ビューティフル・モーニング・ウィズ・ユー


 ヒトが眠りにつく瞬間ってのはいつなのかしら、ふと思った僕は、ベッドでうつぶせになり(寝るときの作法として当然下半身は露出してある)自分が眠りにつく瞬間を心待ちにしていたのだけど、いつの間にか3時間ものタイムが消費されていて「むう」と思った。このままもぞもぞしていたら夜が明けてしまう。ヒトは夜に眠らなければいけないのだから朝になったら眠ることができない。眠らないまま朝になったら目覚まし時計がアイデンティティの喪失を嘆いて「俺は、なんのために、今まで」と泣き叫んでしまうだろう。目覚まし時計の名誉のために、ヒトが眠りにつく瞬間を目撃するのは後日、ということにして、僕は眠らなければならなかった。


 午前3時。深夜だ。深い夜だ。どのくらい深いのかしら、ふと僕は思った。いくら夜が深いとはいっても、寝ているあいだに溺死するほど深かったら毎夜毎夜地球人口がゼロにリセットされてしまって色々と困った事態になる。おそらく首から上は出せるくらいの深さだろうな、と僕は推察した。当たらずも遠からじ、といったところだろう。筋道だてて考えれば、いくら知識が不足していようと、それなりに真実へ近づけるものだ。この間学校の帰り道で、とある家の塀からびよよんと飛び出している柿の木の枝を発見したときも、「どうやれば、柿の実を得ることができるだろう」と筋道だてて考えた結果、塀によじ昇って家の人には無断でとにかくぶん取る、という最善の方法にたどり着き、見事、実を手に入れることに成功した。真実と柿の実、「真」と「柿の」の違いこそあれ、「実」で因数分解できるのだから、同じようなものだろう。真実はいつも手の届くところにあるのだ。


 目を開ける。眠れない。どうしたことだ。少しのあいだうろたえて陰毛を七、八本むしりとってしまうが、僕はすぐに落ち着く。なぜ自分が眠れないのか、そんなことは筋道立てて考えればすぐにわかることだ。指と指のあいだに挟まった陰毛を、扇風機から送られてくる風の流れにそっと乗せる。陰毛まっすぐ僕の目へ眼球へ眼球の表面へ。痛い痛いこれはなんというかしなやかに痛い。
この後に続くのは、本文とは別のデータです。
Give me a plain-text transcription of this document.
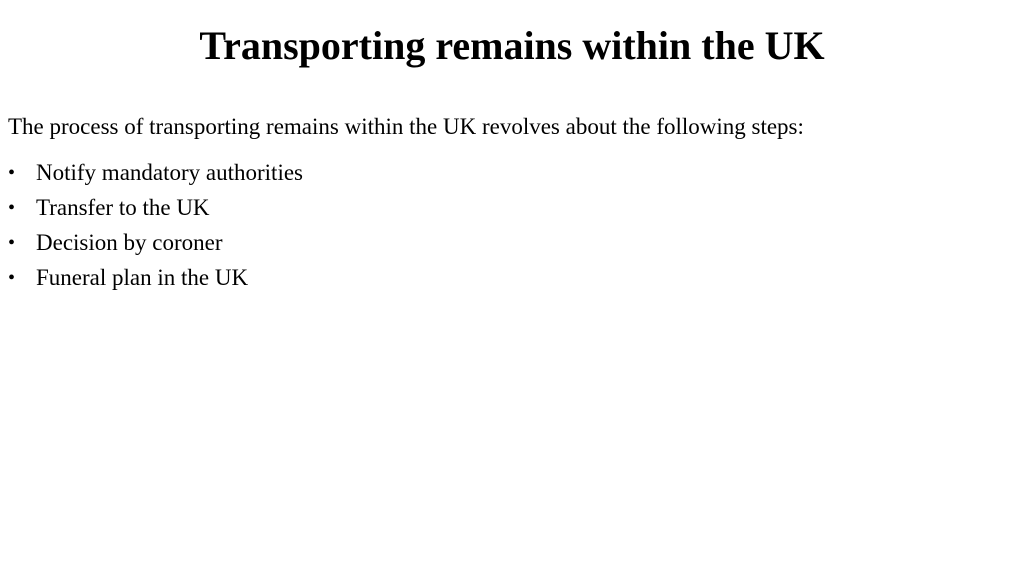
Transporting remains within the UK

The process of transporting remains within the UK revolves about the following steps:

• Notify mandatory authorities
• Transfer to the UK
• Decision by coroner
• Funeral plan in the UK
しぱぱぱぱぱ、と高速で目を開け閉めした僕は、涙を乱雑にこぼしながら、そうか、と呟いた。扇風機だ。扇風機のおやすみタイマーをセットしていなかったから、眠れなかったのだ。おやすみタイマーをセットせずに眠ってしまったら、一晩中扇風機は回り続けてしまい、僕の下腹部は一晩中じっくり冷やされてしまい、ひとかどの下痢になってしまうだろう。危ないところだった。


 タイマーをセットする。これで不安はなくなった。すこやかに眠れるはずだ。目を閉じるまえに目覚まし時計を見る。午前4時57分。僕はとてもびっくりする。なんと深い。ごじゅうなな、声に出してみる。深い。深すぎる夜だ。当たり前のことではあるけれど、さっきよりも深度が増している。このままでは溺れてしまう。溺れたら死んでしまう。陰毛むしる。うろたえるな、落ち着け。溺れないように筋道を立てて考えろ。まず立ちあがれ。陰毛は風に流せ。毛が目に混入してこないために身体を反らせ。反らしたら倒れないように踏ん張れ。踏ん張りながら筋道を立てろ。踏ん張りきれず倒れろ。倒れろ? 倒れた。ゴ、と後頭部に硬いものが当たった。


 僕は僕の真上から眠りにつく瞬間の僕を眺めていた。カーテンの隙間が少しずつ白んでいく。僕が見ている僕の顔も少しずつ白くなっていく。カーテン、顔、シーツ、毛布、壁、だんだんと、そしてしっかりと白く。綺麗だ、と僕は筋道を立てて思う。僕が見ている僕は筋道を立てず遺憾な器官を立てている。目覚まし時計が鳴る。5時だ。深かった夜は朝になり、光が深さを吸いとっていく。起きなければ、と思う。手を伸ばす。僕は眠りについている僕の先端に触れる。そして、全てが、白く。


HAPPY BIVOUAC
「Beautiful morning with you」
from『HAPPY BIVOUAC』 、the pillows' 10th album.